What the tests showed

Anthropic tested the shield with a bug bounty. Experienced jailbreakers were invited to attack Claude using a list of 10 forbidden questions. The company offered $15,000 to anyone who could get the model to answer all 10, which was the threshold Anthropic set for a universal jailbreak.

According to Anthropic, 183 people spent more than 3,000 hours looking for weaknesses. Nobody got Claude to answer more than five of the 10 questions.

The company also ran a second test using 10,000 jailbreaking prompts generated by an LLM. Without the shield, 86% of the attacks succeeded. With the shield in place, 4.4% worked.

Alex Robey, who studies jailbreaks at Carnegie Mellon University, called the approach “at the frontier of blocking harmful queries.” He also said it is rare to see evaluations at this scale, and that Anthropic showed robustness against attacks known to bypass many other production models.

The limits are still important

The results do not end the jailbreak problem. Robey, who has developed a defense system called SmoothLLM, argues that the best approach may be to wrap LLMs in multiple defenses that overlap in different ways. His system injects statistical noise into a model to disrupt the mechanisms that make jailbreaks possible.

There are trade-offs. Robey took part in Anthropic’s bug bounty and said the shield could also block harmless questions, including basic non-malicious questions about biology and chemistry. Anthropic says newer versions created since the bug bounty have reduced false positives.

Cost is another issue. Running the shield, which is itself an LLM, increases computing costs by almost 25% compared with running the underlying model alone.

Experts also expect attackers to keep adapting. Yuekang Li, who studies jailbreaks at the University of New South Wales in Sydney, pointed to prompts written in a cipher, such as replacing each letter with the next one so “dog” becomes “eph.” If a model can understand that encrypted text but the shield does not catch it, the defense could be bypassed.
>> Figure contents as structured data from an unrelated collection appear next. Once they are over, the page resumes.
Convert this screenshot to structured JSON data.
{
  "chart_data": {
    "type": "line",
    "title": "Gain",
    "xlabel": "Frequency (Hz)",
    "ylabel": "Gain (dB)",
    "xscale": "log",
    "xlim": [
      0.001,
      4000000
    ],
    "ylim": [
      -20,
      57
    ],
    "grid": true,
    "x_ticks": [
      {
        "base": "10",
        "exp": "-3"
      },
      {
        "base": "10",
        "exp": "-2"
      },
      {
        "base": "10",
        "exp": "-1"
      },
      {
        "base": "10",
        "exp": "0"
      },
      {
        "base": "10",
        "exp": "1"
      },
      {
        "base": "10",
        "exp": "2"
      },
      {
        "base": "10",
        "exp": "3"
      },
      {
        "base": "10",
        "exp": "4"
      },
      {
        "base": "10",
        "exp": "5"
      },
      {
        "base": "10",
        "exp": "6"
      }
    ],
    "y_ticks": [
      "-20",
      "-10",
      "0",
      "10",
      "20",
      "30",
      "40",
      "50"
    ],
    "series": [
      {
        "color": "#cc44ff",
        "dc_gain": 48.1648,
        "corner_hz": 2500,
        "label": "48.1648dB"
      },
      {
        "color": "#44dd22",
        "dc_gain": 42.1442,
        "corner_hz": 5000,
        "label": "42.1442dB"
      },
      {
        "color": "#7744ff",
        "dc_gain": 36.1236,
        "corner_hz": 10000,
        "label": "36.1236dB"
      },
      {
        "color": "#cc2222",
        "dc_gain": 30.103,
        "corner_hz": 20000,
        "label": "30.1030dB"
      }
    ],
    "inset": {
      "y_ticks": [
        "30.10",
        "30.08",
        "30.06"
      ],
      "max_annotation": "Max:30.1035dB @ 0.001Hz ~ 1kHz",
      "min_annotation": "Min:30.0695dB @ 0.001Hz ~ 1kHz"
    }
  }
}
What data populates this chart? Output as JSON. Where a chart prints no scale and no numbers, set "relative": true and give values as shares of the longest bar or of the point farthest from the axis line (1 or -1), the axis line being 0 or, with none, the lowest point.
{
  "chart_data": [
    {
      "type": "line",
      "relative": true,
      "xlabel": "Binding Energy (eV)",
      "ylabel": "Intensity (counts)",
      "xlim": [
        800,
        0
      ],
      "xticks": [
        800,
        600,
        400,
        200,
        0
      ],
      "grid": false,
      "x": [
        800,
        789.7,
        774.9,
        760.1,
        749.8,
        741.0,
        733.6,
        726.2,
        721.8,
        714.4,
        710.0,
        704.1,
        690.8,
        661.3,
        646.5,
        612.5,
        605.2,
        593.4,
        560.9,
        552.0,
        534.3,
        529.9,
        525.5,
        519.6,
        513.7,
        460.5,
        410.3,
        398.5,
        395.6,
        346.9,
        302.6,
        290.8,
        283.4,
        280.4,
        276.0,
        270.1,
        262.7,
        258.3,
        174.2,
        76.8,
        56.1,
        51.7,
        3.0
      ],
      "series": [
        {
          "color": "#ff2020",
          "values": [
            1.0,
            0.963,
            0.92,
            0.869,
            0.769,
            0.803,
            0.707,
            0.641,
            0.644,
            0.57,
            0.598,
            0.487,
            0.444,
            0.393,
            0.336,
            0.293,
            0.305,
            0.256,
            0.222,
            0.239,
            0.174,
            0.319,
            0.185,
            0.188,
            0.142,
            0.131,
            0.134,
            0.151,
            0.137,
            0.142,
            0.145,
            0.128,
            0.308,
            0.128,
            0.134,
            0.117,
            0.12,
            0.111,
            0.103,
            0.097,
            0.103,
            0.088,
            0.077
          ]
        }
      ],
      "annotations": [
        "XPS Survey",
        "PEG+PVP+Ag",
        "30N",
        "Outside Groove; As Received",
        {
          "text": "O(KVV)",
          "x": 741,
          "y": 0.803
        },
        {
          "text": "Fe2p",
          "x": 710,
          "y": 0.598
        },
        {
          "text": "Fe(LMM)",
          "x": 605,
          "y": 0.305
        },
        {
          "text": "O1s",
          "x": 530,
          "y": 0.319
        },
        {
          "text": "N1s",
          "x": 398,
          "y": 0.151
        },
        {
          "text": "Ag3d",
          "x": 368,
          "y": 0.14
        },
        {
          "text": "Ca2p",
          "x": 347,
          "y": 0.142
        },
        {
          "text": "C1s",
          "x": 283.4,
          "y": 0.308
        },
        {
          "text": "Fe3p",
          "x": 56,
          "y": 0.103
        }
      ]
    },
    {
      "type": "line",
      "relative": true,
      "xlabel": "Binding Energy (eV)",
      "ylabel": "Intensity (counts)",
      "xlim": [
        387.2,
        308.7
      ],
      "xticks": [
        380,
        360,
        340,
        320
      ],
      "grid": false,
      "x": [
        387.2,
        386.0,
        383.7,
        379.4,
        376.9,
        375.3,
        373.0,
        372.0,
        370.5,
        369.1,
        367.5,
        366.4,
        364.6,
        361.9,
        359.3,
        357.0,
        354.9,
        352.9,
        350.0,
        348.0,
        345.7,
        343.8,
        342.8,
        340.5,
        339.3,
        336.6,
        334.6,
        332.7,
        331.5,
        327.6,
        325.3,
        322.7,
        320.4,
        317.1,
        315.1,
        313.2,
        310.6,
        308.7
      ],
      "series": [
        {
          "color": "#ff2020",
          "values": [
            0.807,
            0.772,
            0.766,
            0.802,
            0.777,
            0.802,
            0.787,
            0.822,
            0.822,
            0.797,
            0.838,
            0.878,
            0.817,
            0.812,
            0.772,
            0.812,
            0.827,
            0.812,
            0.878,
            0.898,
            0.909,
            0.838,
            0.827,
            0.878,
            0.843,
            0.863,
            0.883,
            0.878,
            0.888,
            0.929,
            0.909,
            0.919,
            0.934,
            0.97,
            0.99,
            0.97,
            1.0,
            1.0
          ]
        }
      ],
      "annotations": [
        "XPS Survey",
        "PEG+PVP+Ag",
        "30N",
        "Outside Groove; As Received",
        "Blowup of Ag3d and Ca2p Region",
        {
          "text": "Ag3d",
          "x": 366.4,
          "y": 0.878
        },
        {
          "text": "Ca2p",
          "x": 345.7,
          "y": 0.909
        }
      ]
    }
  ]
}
Dennis Klinkhammer, a machine learning researcher at FOM University of Applied Sciences in Cologne, Germany, said synthetic data is important because attack strategies change quickly. In his view, the ability to generate training data across many threat scenarios helps safeguards keep up.

Anthropic is inviting people to test the shield themselves. Sharma summed up the security posture plainly: “We’re not saying the system is bulletproof.” The practical goal is to raise the amount of effort needed to get a universal jailbreak through high enough that many attackers are deterred.